4. Top-Level domains are the things that appear at the end of URLs, like .com and .gov. Many of these are reserved for countries (.us, .uk and so on). Only one of these, .su, is not governed by a country. It was assigned to the Soviet Union before its collapse, and the relevant governing bodies have attempted to eliminate it ever since. Currently, Russia governs it, and the domain is largely associated with cybercrime.
5. Stephen Soderbergh’s silent, B&W cut of Raiders of the Lost Ark, courtesy of Sam Sorensen’s piece about minimalism.
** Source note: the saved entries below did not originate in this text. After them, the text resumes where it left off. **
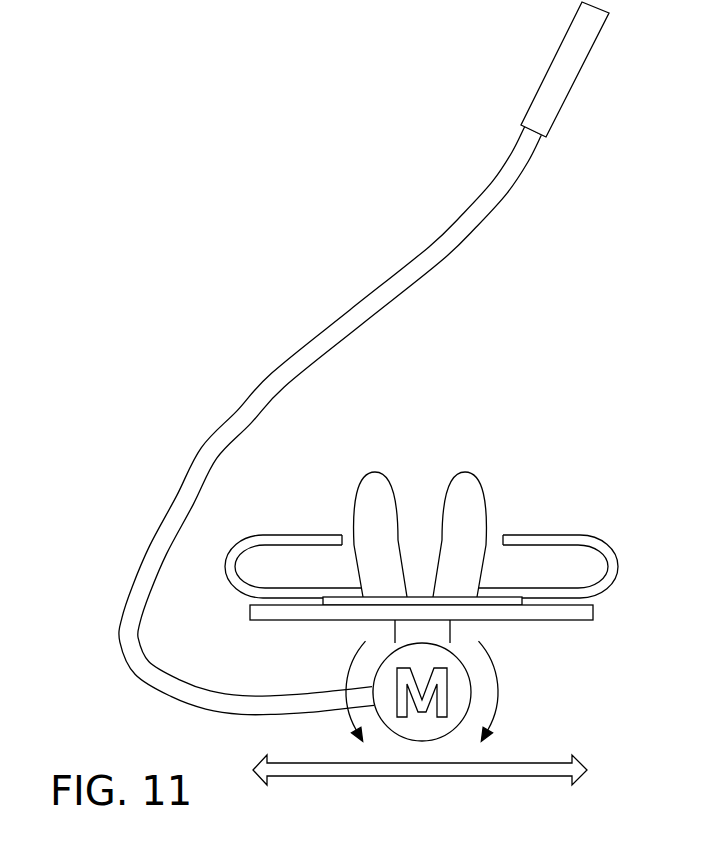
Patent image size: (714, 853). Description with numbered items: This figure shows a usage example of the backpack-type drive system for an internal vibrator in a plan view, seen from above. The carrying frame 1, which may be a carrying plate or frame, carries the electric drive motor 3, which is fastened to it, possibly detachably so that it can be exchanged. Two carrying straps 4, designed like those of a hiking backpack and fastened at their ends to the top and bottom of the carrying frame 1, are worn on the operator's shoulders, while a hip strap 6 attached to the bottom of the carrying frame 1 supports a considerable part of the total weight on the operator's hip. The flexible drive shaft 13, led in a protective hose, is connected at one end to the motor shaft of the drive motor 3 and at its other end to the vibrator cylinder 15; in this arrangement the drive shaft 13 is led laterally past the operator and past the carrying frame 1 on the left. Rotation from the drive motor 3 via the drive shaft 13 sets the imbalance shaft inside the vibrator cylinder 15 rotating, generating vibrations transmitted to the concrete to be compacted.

The carrying frame 1 is at (593, 613).
The electric drive motor 3 is at (473, 697).
The carrying straps 4 is at (450, 473).
The hip strap 6 is at (600, 548).
The flexible drive shaft 13 is at (202, 455).
The vibrator cylinder 15 is at (545, 78).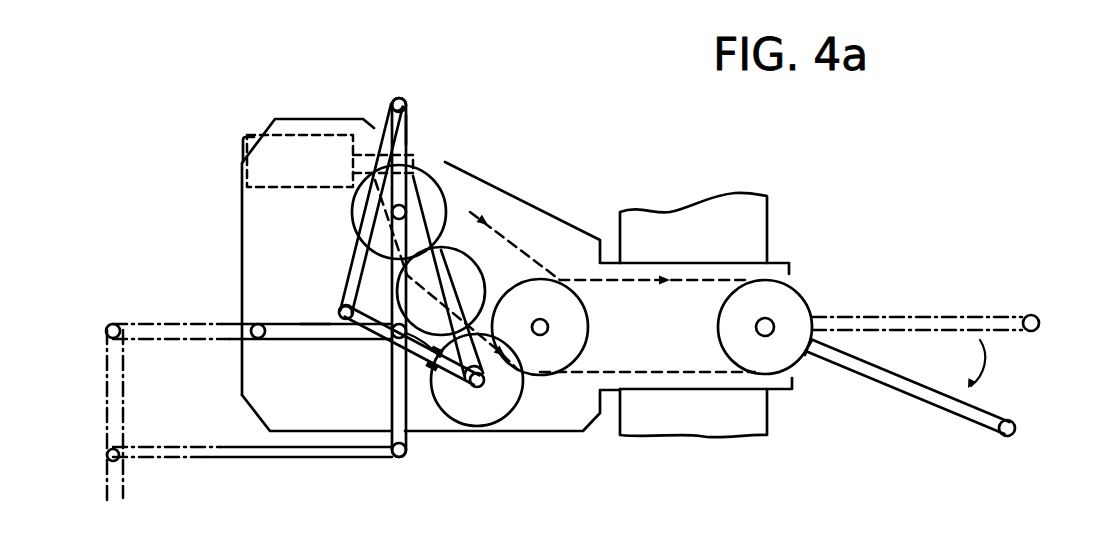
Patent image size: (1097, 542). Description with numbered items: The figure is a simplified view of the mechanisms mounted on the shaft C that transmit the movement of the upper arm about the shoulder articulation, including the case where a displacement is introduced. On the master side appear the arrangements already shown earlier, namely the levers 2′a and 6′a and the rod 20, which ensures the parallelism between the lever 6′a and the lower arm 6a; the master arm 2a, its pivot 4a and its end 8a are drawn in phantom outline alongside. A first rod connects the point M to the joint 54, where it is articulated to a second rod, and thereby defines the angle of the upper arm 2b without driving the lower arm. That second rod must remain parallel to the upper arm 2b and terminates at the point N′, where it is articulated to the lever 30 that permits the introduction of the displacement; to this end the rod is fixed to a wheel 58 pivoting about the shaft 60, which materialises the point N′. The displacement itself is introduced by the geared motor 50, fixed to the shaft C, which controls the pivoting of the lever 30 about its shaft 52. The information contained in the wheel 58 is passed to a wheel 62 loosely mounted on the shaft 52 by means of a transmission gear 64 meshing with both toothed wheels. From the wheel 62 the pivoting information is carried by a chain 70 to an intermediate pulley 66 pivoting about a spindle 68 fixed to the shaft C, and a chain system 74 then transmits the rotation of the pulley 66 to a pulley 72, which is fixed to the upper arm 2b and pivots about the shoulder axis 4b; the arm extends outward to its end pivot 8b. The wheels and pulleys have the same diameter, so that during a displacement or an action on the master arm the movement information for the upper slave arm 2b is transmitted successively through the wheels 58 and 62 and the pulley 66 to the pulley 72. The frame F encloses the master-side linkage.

The frame F is at (316, 119).
The geared motor 50 is at (247, 137).
The wheel 62 is at (347, 207).
The shaft 52 is at (392, 212).
The point M is at (397, 102).
The lever 6′a is at (407, 130).
The joint 54 is at (342, 310).
The wheel 58 is at (448, 420).
The shaft 60 is at (487, 388).
The point N' N′ is at (480, 387).
The transmission gear 64 is at (473, 267).
The intermediate pulley 66 is at (572, 305).
The spindle 68 is at (548, 331).
The chain 70 is at (480, 181).
The lever 30 is at (468, 212).
The chain system 74 is at (710, 280).
The shaft C is at (693, 390).
The shoulder axis 4b is at (774, 322).
The pulley 72 is at (786, 355).
The upper arm 2b is at (907, 385).
The arm end pivot 8b is at (1006, 432).
The arm 2a is at (195, 337).
The lever 2′a is at (303, 330).
The pivot 4a is at (258, 323).
The arm end pivot 8a is at (112, 302).
The rod 20 is at (275, 455).
The lower arm 6a is at (123, 497).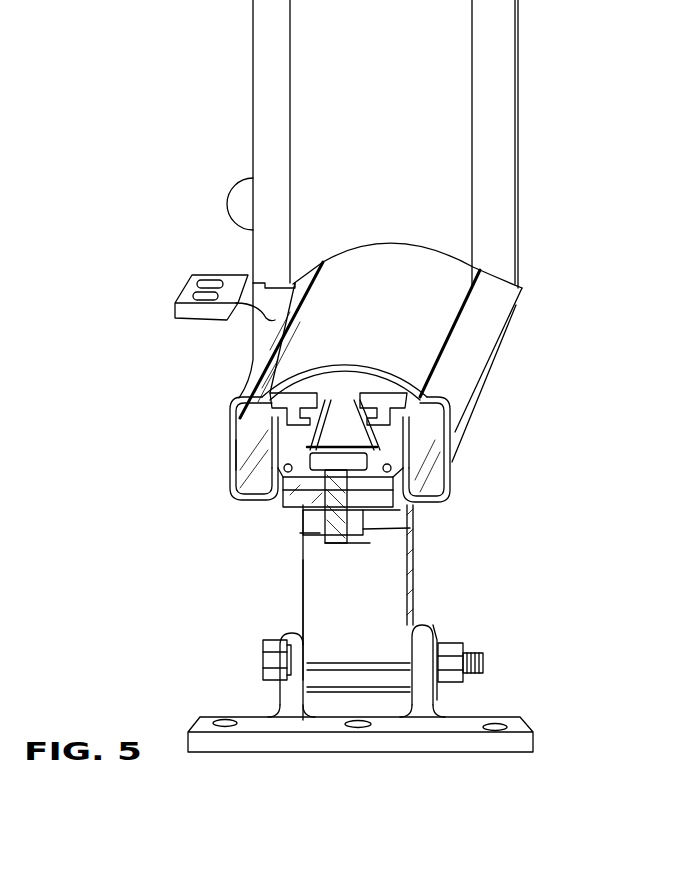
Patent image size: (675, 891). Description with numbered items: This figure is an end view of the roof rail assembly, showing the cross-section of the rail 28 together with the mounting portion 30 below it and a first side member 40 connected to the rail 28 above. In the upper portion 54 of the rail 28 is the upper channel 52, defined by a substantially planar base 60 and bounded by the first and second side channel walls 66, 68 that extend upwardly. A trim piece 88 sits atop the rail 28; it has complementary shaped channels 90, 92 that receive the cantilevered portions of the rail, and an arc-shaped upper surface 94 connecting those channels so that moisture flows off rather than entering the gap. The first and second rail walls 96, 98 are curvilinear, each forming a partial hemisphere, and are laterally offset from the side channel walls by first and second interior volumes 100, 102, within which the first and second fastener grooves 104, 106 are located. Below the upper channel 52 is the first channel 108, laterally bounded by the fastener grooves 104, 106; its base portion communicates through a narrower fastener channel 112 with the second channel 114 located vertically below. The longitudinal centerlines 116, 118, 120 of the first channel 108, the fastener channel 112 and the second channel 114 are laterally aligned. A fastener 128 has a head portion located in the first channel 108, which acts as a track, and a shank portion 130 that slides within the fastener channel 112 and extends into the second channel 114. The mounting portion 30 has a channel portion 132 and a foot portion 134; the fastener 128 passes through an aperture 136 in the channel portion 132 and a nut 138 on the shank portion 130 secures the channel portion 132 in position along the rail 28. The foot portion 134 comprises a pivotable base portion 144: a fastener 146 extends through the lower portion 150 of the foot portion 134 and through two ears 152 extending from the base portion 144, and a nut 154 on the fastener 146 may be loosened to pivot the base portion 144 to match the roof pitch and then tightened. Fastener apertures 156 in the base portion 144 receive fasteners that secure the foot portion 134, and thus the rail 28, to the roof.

6. Some languages, like German and Turkish have evidentiality markers, used to distinguish between things seen first-hand versus heard from others. I expect to talk more about this once I finish reviewing “Women, Fire, and Dangerous Things”.
7. I can’t find it now, but I came across a Tweet some time ago that said something like “We think Dracula lived in a castle because he was a vampire, but he lived in a castle because he was a Count.” This thoroughly flipped my brain, and I have to wonder what other lesson’s we’ve collectively taken the wrong way.
One comes to mind: the expression “The game is afoot” means that the game (being hunted) is running. Typically it’s treated today as “The sport is underway”. I think of this often, but most recently while playing Splintered Fate, where Donatello yells, “The chase is afoot!”, a rather nonsensical statement when using the original meaning. Bonus: if you don’t know it, “The game is afoot” is a Shakespearean neologism.
8. The numbering of Popes John. Lots of good stuff in here, but the takeaway is that there was no Pope John XX (but there was a Pope John XXI), and Pope XVI (now considered an antipope) has been left in the order.
9. Courtesy of XKCD, the original Celsius scale was backwards, with 0 being the boiling point of water and 100 being the freezing point.
10. Support for the death penalty seems to be down about 20 percentage points over the last 30 years. Good!
Several interesting quotes from this 1998 article. Like that the cries of communism never change. “No one in elected office will say they’re against the death penalty. That’s seen as practically communistic.”
Or this from a reverend (emphasis mine): “Some of the very best people who are concerned about other injustices are completely silent on the death penalty…Church people tend to be punitive in their attitude towards people who mess up. It’s very strange. All the business you hear in church about redemption, forgiveness - if you commit a crime, then church people don’t believe it applies. And if you commit a capital crime, then you’re beyond the pale. Forgiveness is for small, everyday infractions.”